PHP: The method used by the HTTP request is stored in the global $_SERVER['REQUEST_METHOD'] variable:

<?php
if ($_SERVER['REQUEST_METHOD'] === 'OPTIONS') {
	header('Access-Control-Allow-Origin: *');
	header('Access-Control-Allow-Methods: POST, GET, PUT, DELETE');
	header('Access-Control-Allow-Headers: X-Requested-With, Content-Type');
}
else {
	header('Access-Control-Allow-Origin: *');
	echo 'foobar';
}
?>

Node.js: The method property of the request object contains the name of the used HTTP method:

function pickup(request, response) {
	if (request.method == 'OPTIONS') {
		response.setHeader('Access-Control-Allow-Origin', '*');
		response.setHeader('Access-Control-Allow-Methods', 'POST, GET, PUT, DELETE');
		response.setHeader('Access-Control-Allow-Headers', 'X-Requested-With, Content-Type');
		response.end();
	}
	else {
		response.setHeader('Access-Control-Allow-Origin', '*');
		response.end('foobar');
	}
}
require('http').createServer(pickup).listen(80);

Preflight caching

In order to reduce the network traffic the client won’t send another preflight request as long as it holds a valid preflight-response in its cache. However, this could make debugging somehow difficult, so I recommend to disable caching during development.

This can be achived by sending an Access-Control-Max-Age header along with the preflight-response, which defines how many seconds the response is allowed to stay in the preflight-result-cache of the client. Setting the header value to zero will disable caching.

Some words on the Internet Explorer

Once again our special blue-e’d friend needs some extra care. The Internet Explorer supports CORS since version 8, but alas someone decided not to implement it the standard way, so we can’t use the XMLHttpRequest object, but have to create a XDomainRequest (MSDN page) object instead.
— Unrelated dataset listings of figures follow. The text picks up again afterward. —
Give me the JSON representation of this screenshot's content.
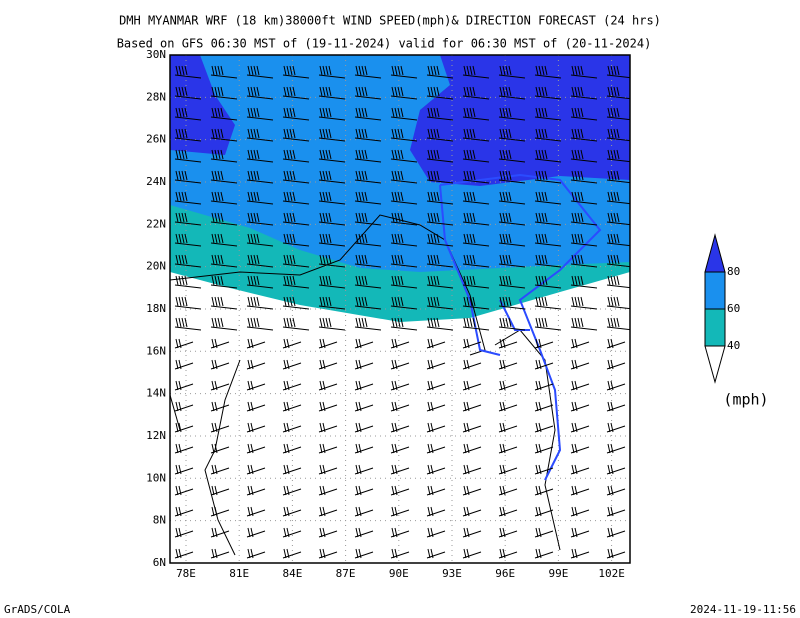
{
  "header": {
    "title": "DMH MYANMAR WRF (18 km)38000ft WIND SPEED(mph)& DIRECTION FORECAST (24 hrs)",
    "subtitle": "Based on GFS 06:30 MST of (19-11-2024) valid for 06:30 MST of (20-11-2024)"
  },
  "map": {
    "lon_labels": [
      "78E",
      "81E",
      "84E",
      "87E",
      "90E",
      "93E",
      "96E",
      "99E",
      "102E"
    ],
    "lat_labels": [
      "30N",
      "28N",
      "26N",
      "24N",
      "22N",
      "20N",
      "18N",
      "16N",
      "14N",
      "12N",
      "10N",
      "8N",
      "6N"
    ]
  },
  "legend": {
    "levels": [
      40,
      60,
      80
    ],
    "colors": [
      "#13b8b8",
      "#1a90ee",
      "#2a35e8"
    ],
    "unit": "(mph)"
  },
  "footer": {
    "left": "GrADS/COLA",
    "right": "2024-11-19-11:56"
  }
}
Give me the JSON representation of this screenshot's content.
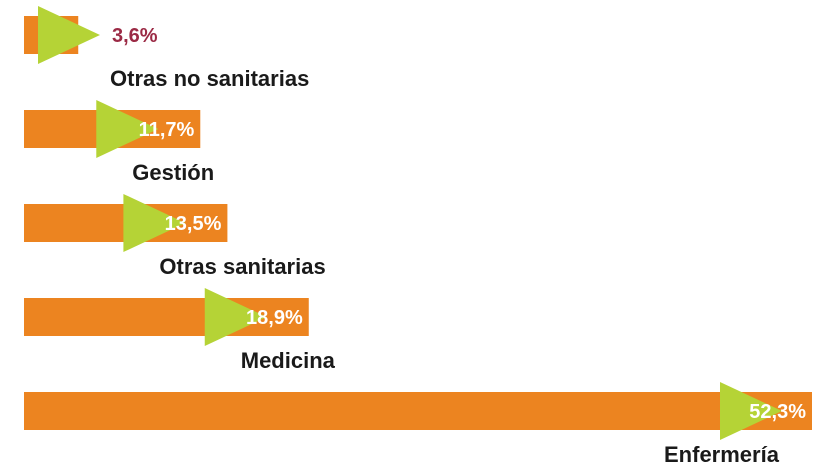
{
  "chart_data": {
    "type": "bar",
    "orientation": "horizontal",
    "categories": [
      "Otras no sanitarias",
      "Gestión",
      "Otras sanitarias",
      "Medicina",
      "Enfermería"
    ],
    "values": [
      3.6,
      11.7,
      13.5,
      18.9,
      52.3
    ],
    "value_labels": [
      "3,6%",
      "11,7%",
      "13,5%",
      "18,9%",
      "52,3%"
    ],
    "title": "",
    "xlabel": "",
    "ylabel": "",
    "xlim": [
      0,
      52.3
    ],
    "grid": false,
    "legend": "none",
    "colors": {
      "bar": "#ec8420",
      "arrow": "#b5d336",
      "value_label_inside": "#ffffff",
      "value_label_outside": "#9b2a45",
      "category_label": "#1a1a1a"
    }
  }
}
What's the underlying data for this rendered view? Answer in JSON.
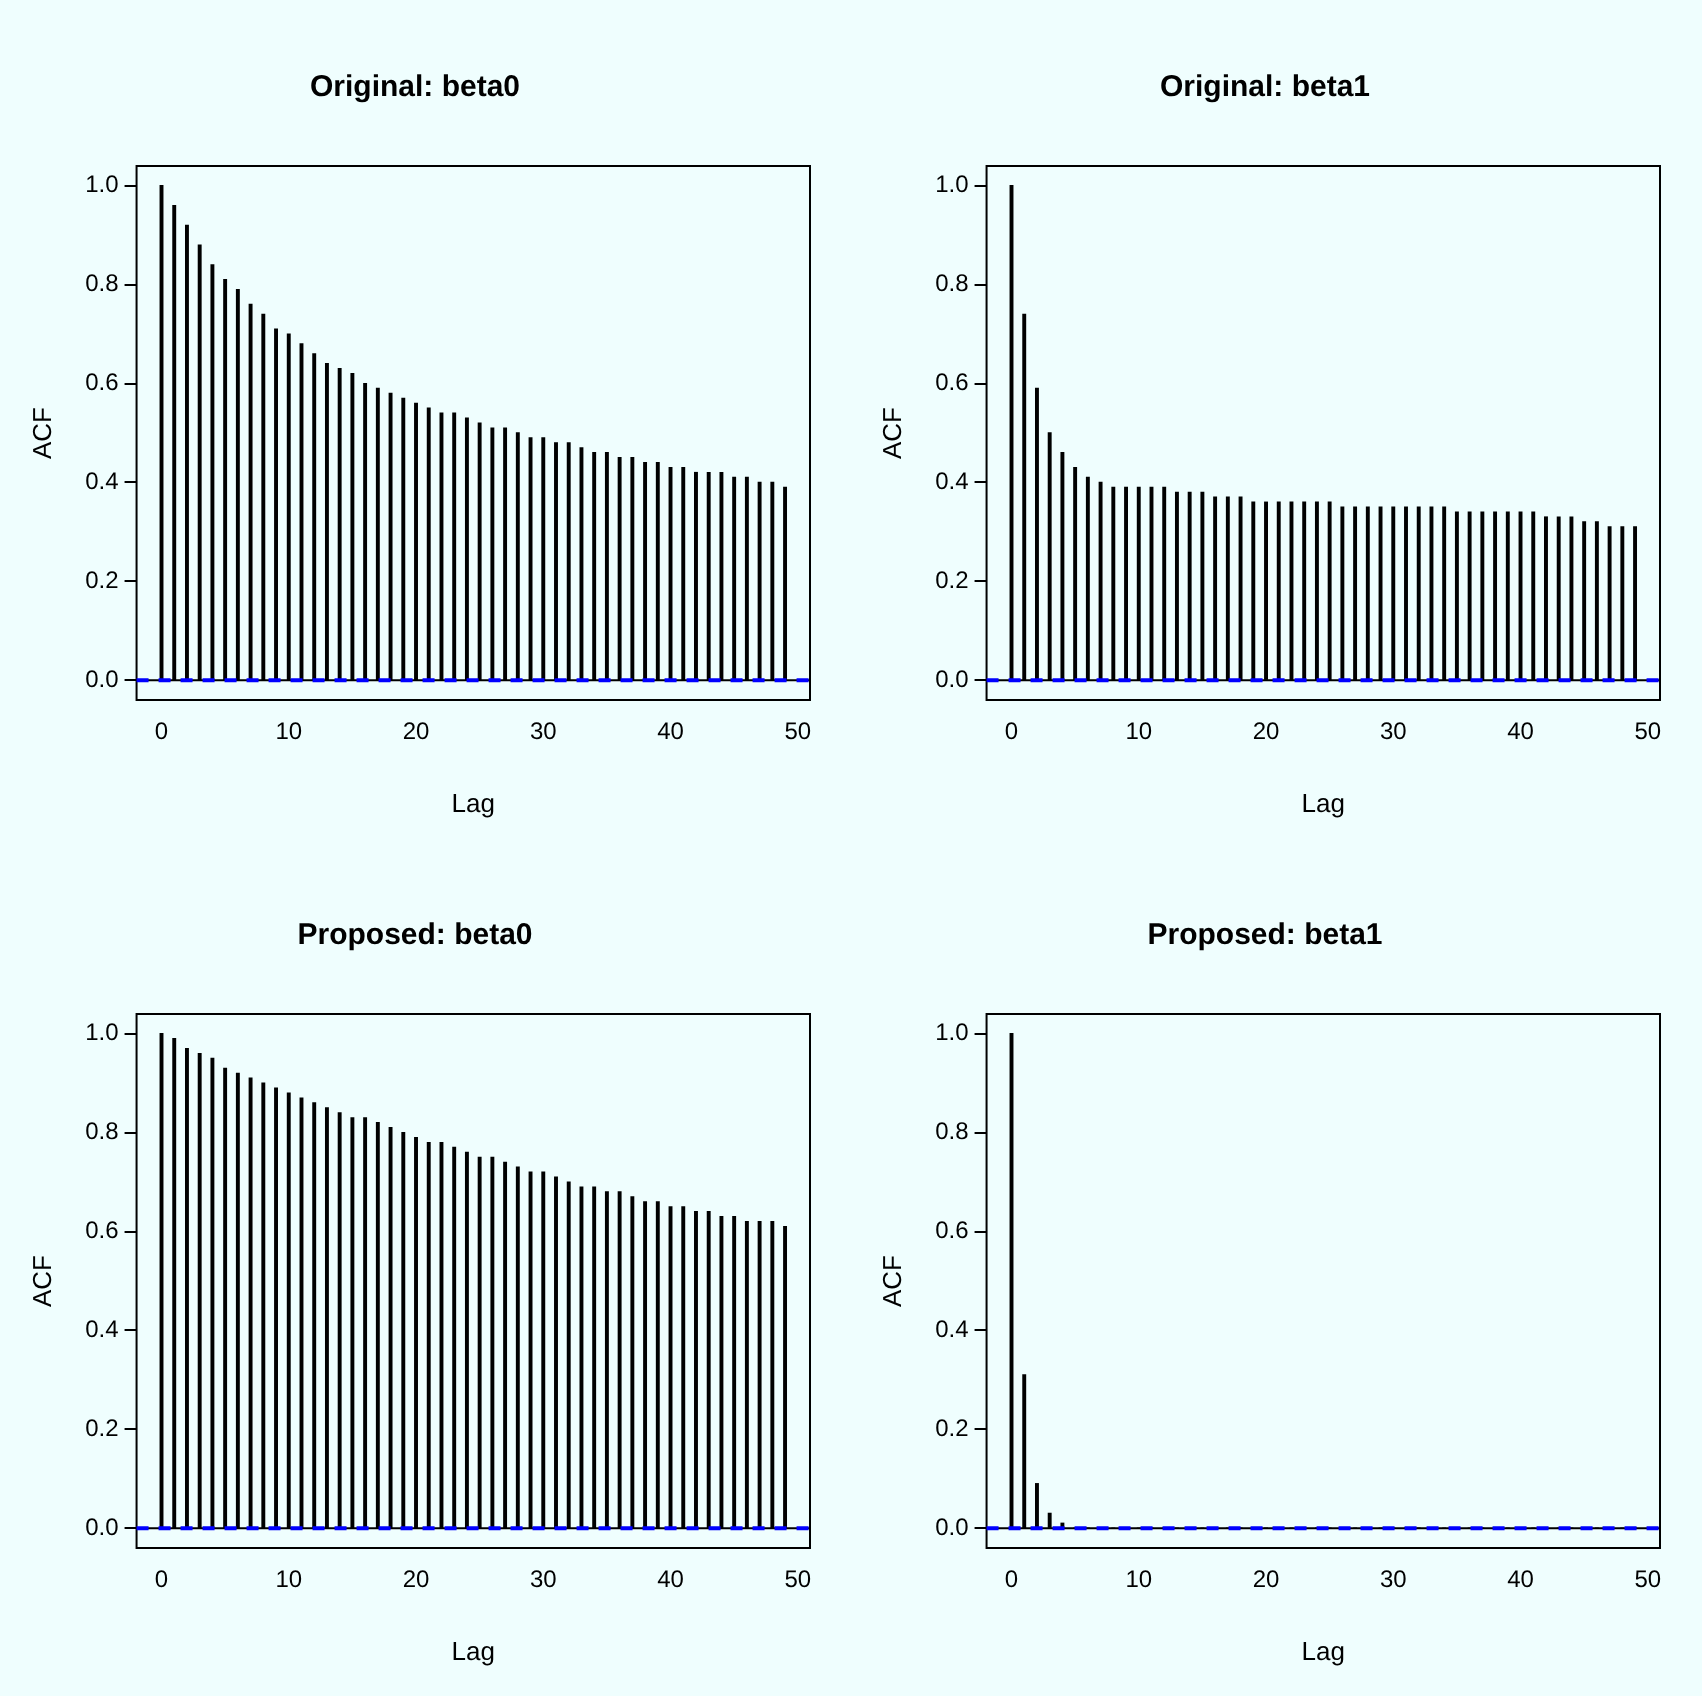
{
  "chart_data": [
    {
      "type": "bar",
      "title": "Original: beta0",
      "xlabel": "Lag",
      "ylabel": "ACF",
      "x": [
        0,
        1,
        2,
        3,
        4,
        5,
        6,
        7,
        8,
        9,
        10,
        11,
        12,
        13,
        14,
        15,
        16,
        17,
        18,
        19,
        20,
        21,
        22,
        23,
        24,
        25,
        26,
        27,
        28,
        29,
        30,
        31,
        32,
        33,
        34,
        35,
        36,
        37,
        38,
        39,
        40,
        41,
        42,
        43,
        44,
        45,
        46,
        47,
        48,
        49
      ],
      "series": [
        {
          "color": "#000000",
          "values": [
            1.0,
            0.96,
            0.92,
            0.88,
            0.84,
            0.81,
            0.79,
            0.76,
            0.74,
            0.71,
            0.7,
            0.68,
            0.66,
            0.64,
            0.63,
            0.62,
            0.6,
            0.59,
            0.58,
            0.57,
            0.56,
            0.55,
            0.54,
            0.54,
            0.53,
            0.52,
            0.51,
            0.51,
            0.5,
            0.49,
            0.49,
            0.48,
            0.48,
            0.47,
            0.46,
            0.46,
            0.45,
            0.45,
            0.44,
            0.44,
            0.43,
            0.43,
            0.42,
            0.42,
            0.42,
            0.41,
            0.41,
            0.4,
            0.4,
            0.39
          ]
        }
      ],
      "xlim": [
        -1.96,
        50.96
      ],
      "xticks": [
        0,
        10,
        20,
        30,
        40,
        50
      ],
      "ylim": [
        -0.04,
        1.04
      ],
      "yticks": [
        {
          "value": 0,
          "label": "0.0"
        },
        {
          "value": 0.2,
          "label": "0.2"
        },
        {
          "value": 0.4,
          "label": "0.4"
        },
        {
          "value": 0.6,
          "label": "0.6"
        },
        {
          "value": 0.8,
          "label": "0.8"
        },
        {
          "value": 1,
          "label": "1.0"
        }
      ],
      "ref_lines": [
        {
          "axis": "y",
          "value": 0,
          "color": "#000000",
          "line_style": "solid"
        },
        {
          "axis": "y",
          "value": 0,
          "color": "#0000ff",
          "line_style": "dashed"
        }
      ],
      "grid": false,
      "legend": false
    },
    {
      "type": "bar",
      "title": "Original: beta1",
      "xlabel": "Lag",
      "ylabel": "ACF",
      "x": [
        0,
        1,
        2,
        3,
        4,
        5,
        6,
        7,
        8,
        9,
        10,
        11,
        12,
        13,
        14,
        15,
        16,
        17,
        18,
        19,
        20,
        21,
        22,
        23,
        24,
        25,
        26,
        27,
        28,
        29,
        30,
        31,
        32,
        33,
        34,
        35,
        36,
        37,
        38,
        39,
        40,
        41,
        42,
        43,
        44,
        45,
        46,
        47,
        48,
        49
      ],
      "series": [
        {
          "color": "#000000",
          "values": [
            1.0,
            0.74,
            0.59,
            0.5,
            0.46,
            0.43,
            0.41,
            0.4,
            0.39,
            0.39,
            0.39,
            0.39,
            0.39,
            0.38,
            0.38,
            0.38,
            0.37,
            0.37,
            0.37,
            0.36,
            0.36,
            0.36,
            0.36,
            0.36,
            0.36,
            0.36,
            0.35,
            0.35,
            0.35,
            0.35,
            0.35,
            0.35,
            0.35,
            0.35,
            0.35,
            0.34,
            0.34,
            0.34,
            0.34,
            0.34,
            0.34,
            0.34,
            0.33,
            0.33,
            0.33,
            0.32,
            0.32,
            0.31,
            0.31,
            0.31
          ]
        }
      ],
      "xlim": [
        -1.96,
        50.96
      ],
      "xticks": [
        0,
        10,
        20,
        30,
        40,
        50
      ],
      "ylim": [
        -0.04,
        1.04
      ],
      "yticks": [
        {
          "value": 0,
          "label": "0.0"
        },
        {
          "value": 0.2,
          "label": "0.2"
        },
        {
          "value": 0.4,
          "label": "0.4"
        },
        {
          "value": 0.6,
          "label": "0.6"
        },
        {
          "value": 0.8,
          "label": "0.8"
        },
        {
          "value": 1,
          "label": "1.0"
        }
      ],
      "ref_lines": [
        {
          "axis": "y",
          "value": 0,
          "color": "#000000",
          "line_style": "solid"
        },
        {
          "axis": "y",
          "value": 0,
          "color": "#0000ff",
          "line_style": "dashed"
        }
      ],
      "grid": false,
      "legend": false
    },
    {
      "type": "bar",
      "title": "Proposed: beta0",
      "xlabel": "Lag",
      "ylabel": "ACF",
      "x": [
        0,
        1,
        2,
        3,
        4,
        5,
        6,
        7,
        8,
        9,
        10,
        11,
        12,
        13,
        14,
        15,
        16,
        17,
        18,
        19,
        20,
        21,
        22,
        23,
        24,
        25,
        26,
        27,
        28,
        29,
        30,
        31,
        32,
        33,
        34,
        35,
        36,
        37,
        38,
        39,
        40,
        41,
        42,
        43,
        44,
        45,
        46,
        47,
        48,
        49
      ],
      "series": [
        {
          "color": "#000000",
          "values": [
            1.0,
            0.99,
            0.97,
            0.96,
            0.95,
            0.93,
            0.92,
            0.91,
            0.9,
            0.89,
            0.88,
            0.87,
            0.86,
            0.85,
            0.84,
            0.83,
            0.83,
            0.82,
            0.81,
            0.8,
            0.79,
            0.78,
            0.78,
            0.77,
            0.76,
            0.75,
            0.75,
            0.74,
            0.73,
            0.72,
            0.72,
            0.71,
            0.7,
            0.69,
            0.69,
            0.68,
            0.68,
            0.67,
            0.66,
            0.66,
            0.65,
            0.65,
            0.64,
            0.64,
            0.63,
            0.63,
            0.62,
            0.62,
            0.62,
            0.61
          ]
        }
      ],
      "xlim": [
        -1.96,
        50.96
      ],
      "xticks": [
        0,
        10,
        20,
        30,
        40,
        50
      ],
      "ylim": [
        -0.04,
        1.04
      ],
      "yticks": [
        {
          "value": 0,
          "label": "0.0"
        },
        {
          "value": 0.2,
          "label": "0.2"
        },
        {
          "value": 0.4,
          "label": "0.4"
        },
        {
          "value": 0.6,
          "label": "0.6"
        },
        {
          "value": 0.8,
          "label": "0.8"
        },
        {
          "value": 1,
          "label": "1.0"
        }
      ],
      "ref_lines": [
        {
          "axis": "y",
          "value": 0,
          "color": "#000000",
          "line_style": "solid"
        },
        {
          "axis": "y",
          "value": 0,
          "color": "#0000ff",
          "line_style": "dashed"
        }
      ],
      "grid": false,
      "legend": false
    },
    {
      "type": "bar",
      "title": "Proposed: beta1",
      "xlabel": "Lag",
      "ylabel": "ACF",
      "x": [
        0,
        1,
        2,
        3,
        4,
        5,
        6,
        7,
        8,
        9,
        10,
        11,
        12,
        13,
        14,
        15,
        16,
        17,
        18,
        19,
        20,
        21,
        22,
        23,
        24,
        25,
        26,
        27,
        28,
        29,
        30,
        31,
        32,
        33,
        34,
        35,
        36,
        37,
        38,
        39,
        40,
        41,
        42,
        43,
        44,
        45,
        46,
        47,
        48,
        49
      ],
      "series": [
        {
          "color": "#000000",
          "values": [
            1.0,
            0.31,
            0.09,
            0.03,
            0.01,
            0,
            0,
            0,
            0,
            0,
            0,
            0,
            0,
            0,
            0,
            0,
            0,
            0,
            0,
            0,
            0,
            0,
            0,
            0,
            0,
            0,
            0,
            0,
            0,
            0,
            0,
            0,
            0,
            0,
            0,
            0,
            0,
            0,
            0,
            0,
            0,
            0,
            0,
            0,
            0,
            0,
            0,
            0,
            0,
            0
          ]
        }
      ],
      "xlim": [
        -1.96,
        50.96
      ],
      "xticks": [
        0,
        10,
        20,
        30,
        40,
        50
      ],
      "ylim": [
        -0.04,
        1.04
      ],
      "yticks": [
        {
          "value": 0,
          "label": "0.0"
        },
        {
          "value": 0.2,
          "label": "0.2"
        },
        {
          "value": 0.4,
          "label": "0.4"
        },
        {
          "value": 0.6,
          "label": "0.6"
        },
        {
          "value": 0.8,
          "label": "0.8"
        },
        {
          "value": 1,
          "label": "1.0"
        }
      ],
      "ref_lines": [
        {
          "axis": "y",
          "value": 0,
          "color": "#000000",
          "line_style": "solid"
        },
        {
          "axis": "y",
          "value": 0,
          "color": "#0000ff",
          "line_style": "dashed"
        }
      ],
      "grid": false,
      "legend": false
    }
  ]
}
The properties and methods of XDomainRequest are very similar to the normal XMLHttpRequest object – except for two things: It won’t allow us to use other methods like GET or POST or to set any user defined headers, so it’s rather useless when you want to communicate with a RESTful API. However, here’s some JavaScript code that should send a cross domain request in any browser that supports CORS:

var request = XDomainRequest ? new XDomainRequest() : new XMLHttpRequest();
request.open('GET', 'http://xdr.example.net/', true);
request.send();

Finally IE10 supports all CORS features within the normal XMLHttpRequest object, but I think we still have to wait a while until version 10 has become the normal use-case…

Further reading

That’s pretty much everything you need to know for a start. You might also want to check out the W3C Cross-Origin Resource Sharing draft for all details and the “CORS enabled” page in the W3C Wiki to see who’s already in the boat. The MDN page on HTTP access control is another good explanation of CORS and my Node.js CORS example server might be of some use, too.

5 thoughts on “AJAX cross domain requests with CORS”

  1. Cross domain is entirely a different subject. But cross sub-domain is relatively easy. All you need to do is to set the document.domain to be same in both the parent page and the iframe page.